Sumo, Japon kültürüne özgü sporların içerisinde apayrı bir yere sahiptir. Sumonun, enaz 1500 yıllık bir geçmişi vardır. Bugün efsane olarak anlatılan eski inanışa göre, tanrı Take-Mikazuçi ülkede egemenliğini kurabilmesi ve sürdürebilmesi için rakibiyle sumo yapması gerekirdi. Tanrıların sporu olan sumonun yarı dinsel bu niteliği, bu sporun halk için yaşamsal öneme sahip bütün etkinliklere girmesine yol açmıştır. Önce tapınaklardaki törenler içerisinde uygulanırken, ilk aşamada saraya taşındı. Dinin devlet işlerindeki ağırlığının arttığı 8. yüzyılda, Nara döneminde saray törenlerinde sumoya yer verildi. Samuraylar da bu sporun gelişmesine büyük katkılarda bulundular. Çünkü sumo, 12. yüzyıldan itibaren başlayan askeri yönetimin vazgeçilmez unsuru olan samurayların eğitimi için biçilmiş kaftandı. 17. yüzyıldan itibaren sumo güreşi saraya ve devlete ait olmaktan çıkıp soylular arasında yayıldı. Soylu aileler, sumoyu eğlenceleri arasına soktular. Sumo bu dönemde kurumsallaştı. Soyluların eğlence aracı zaman içinde sıradan vatandaşlar arasında yayıldı. Bu gelişim elbette başlangıçta dinsel nitelikteydi. Halk ülkenin kaderi üzerinde etkili olduğuna inandığı sumo sporunu günlük yaşamına taşıdı. Bereketli bir ürün için ekim zamanı düzenlenen yarı dinsel törenlerde sumo yapılmaya başlandı. Dualar arasında yapılan sumo güreşleri tanrılara adanmaya başlandı. Sumo sonraları dinsel kimliğinden sıyrılırak, halkın eğlenceleri arasına girdi.

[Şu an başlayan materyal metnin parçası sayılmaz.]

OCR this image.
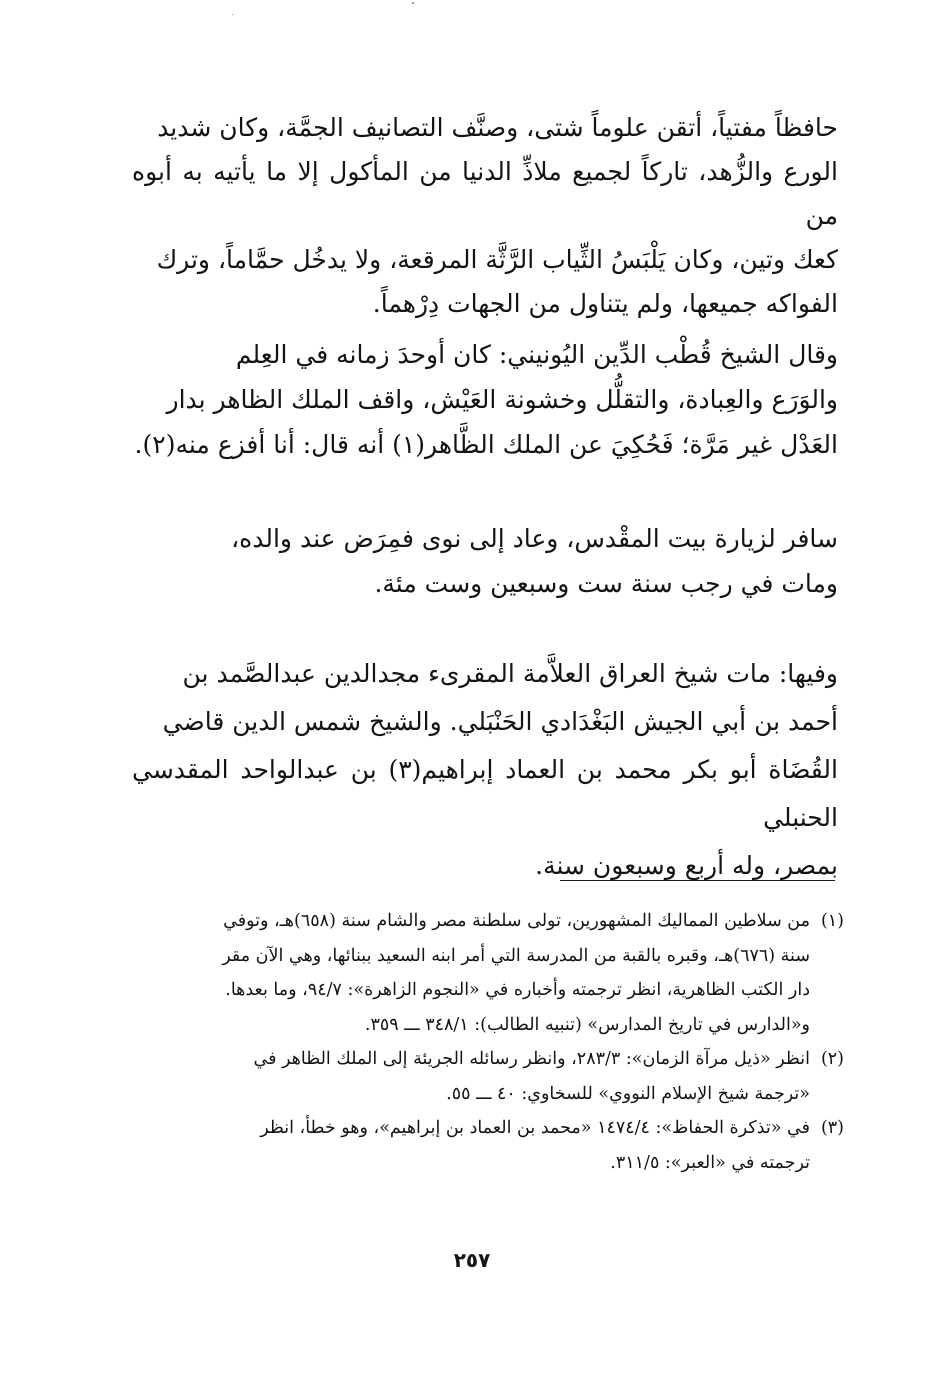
حافظاً مفتياً، أتقن علوماً شتى، وصنَّف التصانيف الجمَّة، وكان شديد

الورع والزُّهد، تاركاً لجميع ملاذِّ الدنيا من المأكول إلا ما يأتيه به أبوه من

كعك وتين، وكان يَلْبَسُ الثِّياب الرَّثَّة المرقعة، ولا يدخُل حمَّاماً، وترك

الفواكه جميعها، ولم يتناول من الجهات دِرْهماً.

وقال الشيخ قُطْب الدِّين اليُونيني: كان أوحدَ زمانه في العِلم

والوَرَع والعِبادة، والتقلُّل وخشونة العَيْش، واقف الملك الظاهر بدار

العَدْل غير مَرَّة؛ فَحُكِيَ عن الملك الظَّاهر(١) أنه قال: أنا أفزع منه(٢).

سافر لزيارة بيت المقْدس، وعاد إلى نوى فمِرَض عند والده،

ومات في رجب سنة ست وسبعين وست مئة.

وفيها: مات شيخ العراق العلاَّمة المقرىء مجدالدين عبدالصَّمد بن

أحمد بن أبي الجيش البَغْدَادي الحَنْبَلي. والشيخ شمس الدين قاضي

القُضَاة أبو بكر محمد بن العماد إبراهيم(٣) بن عبدالواحد المقدسي الحنبلي

بمصر، وله أربع وسبعون سنة.

(١)
من سلاطين المماليك المشهورين، تولى سلطنة مصر والشام سنة (٦٥٨)هـ، وتوفي
سنة (٦٧٦)هـ، وقبره بالقبة من المدرسة التي أمر ابنه السعيد ببنائها، وهي الآن مقر
دار الكتب الظاهرية، انظر ترجمته وأخباره في «النجوم الزاهرة»: ٩٤/٧، وما بعدها.
و«الدارس في تاريخ المدارس» (تنبيه الطالب): ٣٤٨/١ ـــ ٣٥٩.
(٢)
انظر «ذيل مرآة الزمان»: ٢٨٣/٣، وانظر رسائله الجريئة إلى الملك الظاهر في
«ترجمة شيخ الإسلام النووي» للسخاوي: ٤٠ ـــ ٥٥.
(٣)
في «تذكرة الحفاظ»: ١٤٧٤/٤ «محمد بن العماد بن إبراهيم»، وهو خطأ، انظر
ترجمته في «العبر»: ٣١١/٥.
٢٥٧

Sumo tanrıların katından halkın arasına, meydanlara, tarlalara indikçe bu sporun tekniği de evrim geçirdi. Başlangıçta boks ve güreş karışımı, gereğinden fazla sert ve kuralsız iken, saraydaki törenlerde yer almasıyla birlikte, sumoya bazı kurallar koyularak, saray protokolüne uygun bir hale getirildi.

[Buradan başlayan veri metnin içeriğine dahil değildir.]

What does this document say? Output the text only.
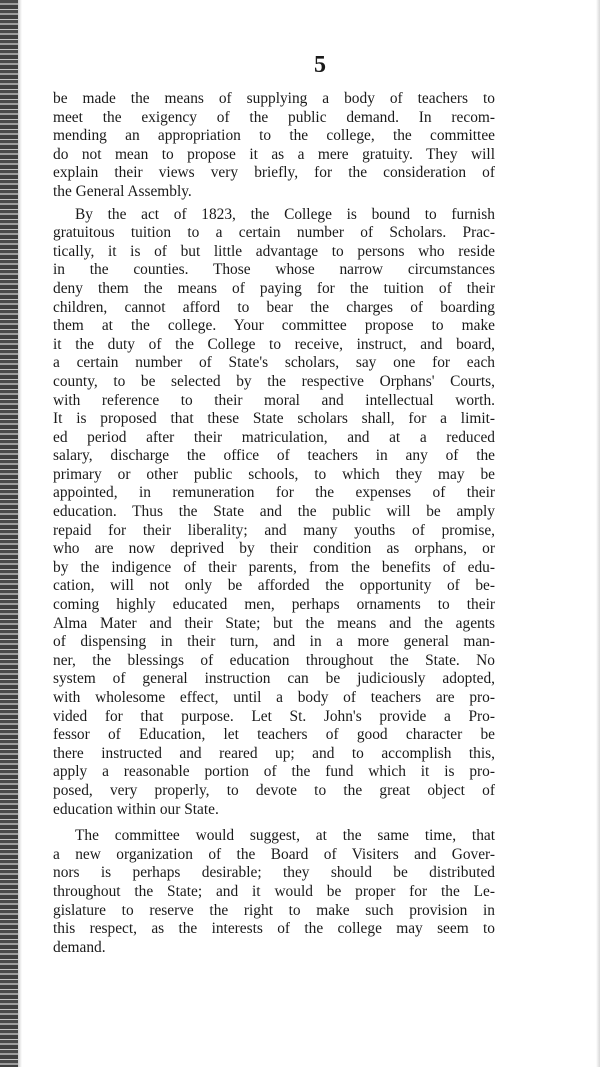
5
be made the means of supplying a body of teachers to
meet the exigency of the public demand. In recom-
mending an appropriation to the college, the committee
do not mean to propose it as a mere gratuity. They will
explain their views very briefly, for the consideration of
the General Assembly.
By the act of 1823, the College is bound to furnish
gratuitous tuition to a certain number of Scholars. Prac-
tically, it is of but little advantage to persons who reside
in the counties. Those whose narrow circumstances
deny them the means of paying for the tuition of their
children, cannot afford to bear the charges of boarding
them at the college. Your committee propose to make
it the duty of the College to receive, instruct, and board,
a certain number of State's scholars, say one for each
county, to be selected by the respective Orphans' Courts,
with reference to their moral and intellectual worth.
It is proposed that these State scholars shall, for a limit-
ed period after their matriculation, and at a reduced
salary, discharge the office of teachers in any of the
primary or other public schools, to which they may be
appointed, in remuneration for the expenses of their
education. Thus the State and the public will be amply
repaid for their liberality; and many youths of promise,
who are now deprived by their condition as orphans, or
by the indigence of their parents, from the benefits of edu-
cation, will not only be afforded the opportunity of be-
coming highly educated men, perhaps ornaments to their
Alma Mater and their State; but the means and the agents
of dispensing in their turn, and in a more general man-
ner, the blessings of education throughout the State. No
system of general instruction can be judiciously adopted,
with wholesome effect, until a body of teachers are pro-
vided for that purpose. Let St. John's provide a Pro-
fessor of Education, let teachers of good character be
there instructed and reared up; and to accomplish this,
apply a reasonable portion of the fund which it is pro-
posed, very properly, to devote to the great object of
education within our State.
The committee would suggest, at the same time, that
a new organization of the Board of Visiters and Gover-
nors is perhaps desirable; they should be distributed
throughout the State; and it would be proper for the Le-
gislature to reserve the right to make such provision in
this respect, as the interests of the college may seem to
demand.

Sumo sporu, Japonların geleneksel savunma sporlarının genel adı olan jijitsu’nun başlangıcı ve temelidir. Bu nedenle günümüz Japon toplumunda bu spora büyük saygı duyulur ve ayrı bir önem verilir. Profesyonel sumo federasyonunca, dört büyük kentte, her biri 15 gün süren yılda altı turnuva düzenlenir. Bu turnuvalar, her yıl Tokyo’da Ocak, Mayıs ve Eylül aylarında, Osaka’da Mart ayında, Nagoya’da Haziran ayında, Fukuoka’da Kasım ayında yapılmakta ve bütün ülkede büyük bir heyecanla izlenmektedir. Bu karşılaşmalar yurtdışında da çeşitli uluslar arası tv kanallarında da yayınlanmaktadır.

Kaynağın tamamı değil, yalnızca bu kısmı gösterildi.